Ich könnte mir vorstellen, dass sich im Bereich Umweltbildung etwas tut.
Wenn die Entscheidung für den Nationalpark fällt, wie ginge es dann weiter?
Der Landesbetrieb Wald und Holz spielt dann eine wichtige Rolle bei der Einrichtung, außerdem das Umweltministerium, das Landesamt für Natur, Umwelt und Verbraucherschutz und mit Sicherheit die Kommunen. Eine große Rolle wünsche ich mir auch für die Zivilgesellschaft.
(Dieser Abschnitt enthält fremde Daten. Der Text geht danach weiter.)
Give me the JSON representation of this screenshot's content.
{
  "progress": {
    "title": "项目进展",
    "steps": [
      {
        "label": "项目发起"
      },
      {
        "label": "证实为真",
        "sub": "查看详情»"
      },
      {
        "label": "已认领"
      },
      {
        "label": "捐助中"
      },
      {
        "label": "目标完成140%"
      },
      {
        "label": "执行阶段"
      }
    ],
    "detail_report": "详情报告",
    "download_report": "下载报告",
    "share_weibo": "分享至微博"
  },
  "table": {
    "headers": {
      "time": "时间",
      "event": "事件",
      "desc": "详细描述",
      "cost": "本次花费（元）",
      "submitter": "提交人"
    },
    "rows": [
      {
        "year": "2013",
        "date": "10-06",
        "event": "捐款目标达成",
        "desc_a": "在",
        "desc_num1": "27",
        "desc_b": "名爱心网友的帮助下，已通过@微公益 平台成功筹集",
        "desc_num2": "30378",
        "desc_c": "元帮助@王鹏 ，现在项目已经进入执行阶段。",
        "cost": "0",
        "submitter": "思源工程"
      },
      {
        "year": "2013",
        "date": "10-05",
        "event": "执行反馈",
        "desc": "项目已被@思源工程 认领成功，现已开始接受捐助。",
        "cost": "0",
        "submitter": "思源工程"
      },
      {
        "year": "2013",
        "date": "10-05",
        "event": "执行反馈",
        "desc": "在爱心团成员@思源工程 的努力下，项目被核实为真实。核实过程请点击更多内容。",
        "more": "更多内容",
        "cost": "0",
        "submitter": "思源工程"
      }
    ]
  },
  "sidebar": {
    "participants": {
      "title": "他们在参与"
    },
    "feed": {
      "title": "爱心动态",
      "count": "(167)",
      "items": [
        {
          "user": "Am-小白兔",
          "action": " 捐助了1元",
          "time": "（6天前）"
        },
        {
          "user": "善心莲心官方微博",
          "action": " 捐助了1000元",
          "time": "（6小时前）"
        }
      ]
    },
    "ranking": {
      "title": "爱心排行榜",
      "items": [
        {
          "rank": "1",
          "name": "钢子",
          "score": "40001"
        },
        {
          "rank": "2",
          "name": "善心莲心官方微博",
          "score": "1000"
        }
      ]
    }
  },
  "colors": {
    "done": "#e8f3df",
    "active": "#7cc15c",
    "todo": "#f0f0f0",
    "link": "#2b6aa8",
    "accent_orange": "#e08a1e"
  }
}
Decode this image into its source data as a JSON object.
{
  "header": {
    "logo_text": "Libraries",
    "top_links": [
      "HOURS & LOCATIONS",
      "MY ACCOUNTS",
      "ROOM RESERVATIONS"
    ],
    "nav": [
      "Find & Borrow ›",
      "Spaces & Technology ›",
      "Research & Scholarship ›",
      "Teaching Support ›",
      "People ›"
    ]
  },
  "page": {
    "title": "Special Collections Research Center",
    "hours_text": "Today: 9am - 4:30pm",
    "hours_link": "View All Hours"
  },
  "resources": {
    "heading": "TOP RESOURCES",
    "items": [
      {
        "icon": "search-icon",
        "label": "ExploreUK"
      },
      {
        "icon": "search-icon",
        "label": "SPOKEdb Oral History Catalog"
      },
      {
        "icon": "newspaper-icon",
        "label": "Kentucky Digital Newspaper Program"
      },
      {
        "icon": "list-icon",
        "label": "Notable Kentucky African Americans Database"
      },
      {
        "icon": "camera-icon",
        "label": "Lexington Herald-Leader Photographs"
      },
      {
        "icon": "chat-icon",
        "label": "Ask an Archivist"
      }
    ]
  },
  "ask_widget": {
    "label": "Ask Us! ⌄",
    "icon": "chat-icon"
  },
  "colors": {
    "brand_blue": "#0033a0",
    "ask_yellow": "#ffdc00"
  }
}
Der Nationalpark wäre zudem eine Chance für die Gründung kleinerer Unternehmen im touristischen und im Bildungsbereich.
>>> Über Dietrich Cerff
Dietrich Cerff ist Diplom-Biologe mit Schwerpunkt Botanik und seit 20 Jahren beim Nabu beschäftigt. Seit 2003 ist der Naturreferent Vorstandsvorsitzender der Naturschutzstation Niederrhein in Kleve.
Der Wald war sein Lieblingsthema, schon als er Student war. Aktuell ist Cerff zudem Beauftragter des Nabu-Kreisverbandes Kleve für den Nationalpark.